Letter by Kleemann and Seidl Regarding Article, “Necessity for Surgical Revision of Defibrillator Leads Implanted Long-Term: Causes and Management”
To the Editor:
We read with great interest the article by Eckstein et al1 recently published in Circulation. They investigated the necessity for surgical revision of malfunctioning defibrillator leads and showed that in selected cases, simple implantation of an additional pace/sense lead was feasible. This article raises some issues about lead replacement management of implantable cardioverter-defibrillator (ICD) leads. It is remarkable that only 13 leads (34%) were replaced, although 9 leads had lead fractures, 10 had insulation defects, and 9 had artifact oversensing. The interesting question raised by the study is if it is sufficient to add a pace/sense lead when an insulation defect or noise problem is found and the integrity of the high-voltage part of the ICD lead is ascertained. In the study of Eckstein et al, it was sufficient to add only a pace/sense lead when the integrity of the high-voltage part of the ICD lead was confirmed. This approach carries a substantial risk for further lead-related problems, because lead defects can progress and probably involve the entire lead rather than only 1 component.2 If the ICD lead is not replaced, an accurate surveillance of the remaining lead, including the high-voltage part, is essential. However, in the present study, no information is provided about the outcome of the remaining ICD lead. Information about the integrity of the high-voltage part at the end of the follow-up is lacking. We don’t know how the performance of the remaining ICD lead was monitored and if regular defibrillation threshold testing was performed during follow-up. Lead impedance of the ICD lead is not always available during routine ICD interrogation depending on the implanted device. In addition, accurate surveillance of the high-voltage part of the ICD lead during follow-up would need defibrillation threshold testing, because the measurement of the lead impedance alone is not completely reliable.

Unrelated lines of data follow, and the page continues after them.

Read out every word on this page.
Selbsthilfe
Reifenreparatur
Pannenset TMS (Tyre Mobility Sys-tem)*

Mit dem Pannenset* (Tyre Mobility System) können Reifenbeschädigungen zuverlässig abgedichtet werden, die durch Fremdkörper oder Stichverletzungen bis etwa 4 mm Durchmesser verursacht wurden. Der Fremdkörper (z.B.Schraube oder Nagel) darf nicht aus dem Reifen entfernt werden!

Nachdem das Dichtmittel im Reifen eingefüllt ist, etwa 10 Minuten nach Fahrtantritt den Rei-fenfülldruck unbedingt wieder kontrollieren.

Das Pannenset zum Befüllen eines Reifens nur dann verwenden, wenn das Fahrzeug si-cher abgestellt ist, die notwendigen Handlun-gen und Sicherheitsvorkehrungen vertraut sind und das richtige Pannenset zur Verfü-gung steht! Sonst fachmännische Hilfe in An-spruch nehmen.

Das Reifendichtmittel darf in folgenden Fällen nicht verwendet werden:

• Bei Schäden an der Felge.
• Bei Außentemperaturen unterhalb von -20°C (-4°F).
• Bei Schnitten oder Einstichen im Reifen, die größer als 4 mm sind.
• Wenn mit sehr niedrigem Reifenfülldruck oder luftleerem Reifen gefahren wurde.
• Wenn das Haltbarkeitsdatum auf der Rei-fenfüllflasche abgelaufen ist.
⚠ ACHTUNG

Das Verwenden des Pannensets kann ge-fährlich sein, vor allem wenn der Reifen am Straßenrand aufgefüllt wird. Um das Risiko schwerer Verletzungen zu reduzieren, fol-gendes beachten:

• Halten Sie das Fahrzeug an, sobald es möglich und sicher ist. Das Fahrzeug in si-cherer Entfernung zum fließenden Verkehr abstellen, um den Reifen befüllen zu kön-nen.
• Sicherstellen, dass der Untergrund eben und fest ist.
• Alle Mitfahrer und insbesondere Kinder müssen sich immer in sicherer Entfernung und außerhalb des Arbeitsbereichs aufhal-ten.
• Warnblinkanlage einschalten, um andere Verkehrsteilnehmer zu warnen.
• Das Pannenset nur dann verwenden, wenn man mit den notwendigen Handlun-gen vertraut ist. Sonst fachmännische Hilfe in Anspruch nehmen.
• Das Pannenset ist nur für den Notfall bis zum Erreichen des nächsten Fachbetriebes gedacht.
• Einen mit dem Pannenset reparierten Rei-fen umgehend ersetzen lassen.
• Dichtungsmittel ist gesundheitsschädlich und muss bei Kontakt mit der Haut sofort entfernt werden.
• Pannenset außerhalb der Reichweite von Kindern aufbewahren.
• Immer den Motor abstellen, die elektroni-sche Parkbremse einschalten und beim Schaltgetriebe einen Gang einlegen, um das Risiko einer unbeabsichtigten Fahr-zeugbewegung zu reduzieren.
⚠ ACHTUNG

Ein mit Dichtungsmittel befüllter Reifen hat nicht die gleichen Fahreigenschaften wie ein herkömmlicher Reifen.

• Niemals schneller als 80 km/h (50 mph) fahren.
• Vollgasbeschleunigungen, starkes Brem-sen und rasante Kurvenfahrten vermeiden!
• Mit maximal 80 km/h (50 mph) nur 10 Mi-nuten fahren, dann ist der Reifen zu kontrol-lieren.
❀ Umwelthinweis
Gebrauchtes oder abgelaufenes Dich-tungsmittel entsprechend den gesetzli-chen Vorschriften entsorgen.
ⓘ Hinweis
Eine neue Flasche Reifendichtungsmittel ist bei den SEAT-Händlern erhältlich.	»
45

In our study, 2% of lead defects were only diagnosed by threshold testing during ICD replacement whereas the lead impedance tested before was within the normal range.3
Eckstein J, Koller MT, Zabel M, Kalusche D, Schaer BA, Osswald S, Sticherling C. Necessity for surgical revision of defibrillator leads implanted long-term: causes and management. Circulation. 2008; 117: 2727–2733.
Kleemann T, Becker T, Doenges K, Vater M, Senges J, Schneider S, Saggau W, Weisse U, Seidl K. Annual rate of transvenous defibrillation lead defects in implantable cardioverter-defibrillators over a period of >10 years. Circulation. 2007; 115: 2474–2480.